Todo pasa y todo queda
Pero lo nuestro es pasar
Pasar haciendo caminos
Caminos sobre la mar

Nunca perseguí la gloria
Ni dejar en la memoria
de los hombres mi canción

Yo amo los mundos sutiles
ingrávidos y gentiles
como pompas de jabón

Me gusta verlos pintarse
de sol y grana, volar
bajo el cielo azul temblar
subitamente y quebrarse

Caminante son tus huellas el camino y nada más;
Caminante, no hay camino se hace camino al andar.

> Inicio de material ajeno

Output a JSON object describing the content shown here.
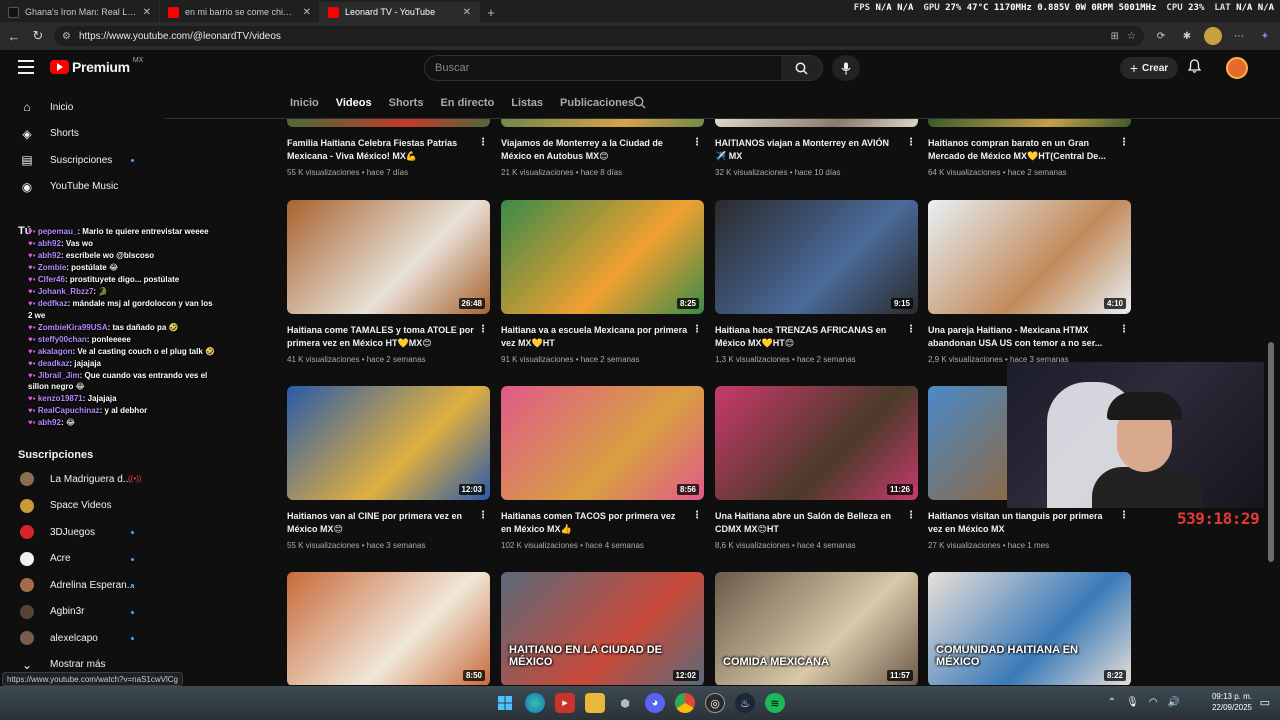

Al andar se hace camino Y al volver la vista atrás
Se ve la senda que nunca Se ha de volver a pisar.
Caminante no hay camino sino estelas en la mar...

Let's see how long it takes Paco to identify this one...

Edited to add the rest:

Hace algún tiempo en ese lugar
Donde hoy los bosques se visten de espinos
Se oyó la voz de un poeta gritar
"Caminante no hay camino
Se hace camino al andar"

Murió el poeta lejos del hogar
Lo cubre el polvo de un país vecino
Al alejarse le vieron llorar:
"Caminante no hay camino
Se hace camino al andar."

Golpe a golpe
verso a verso

Cuando el jilguero no puede cantar
Cuando el poeta es un peregrino
Cuando de nada nos sirve rezar
Caminante no hay camino
Se hace camino al andar

Golpe a golpe
Verso a verso.

I wouldn't attempt a translation of this piece.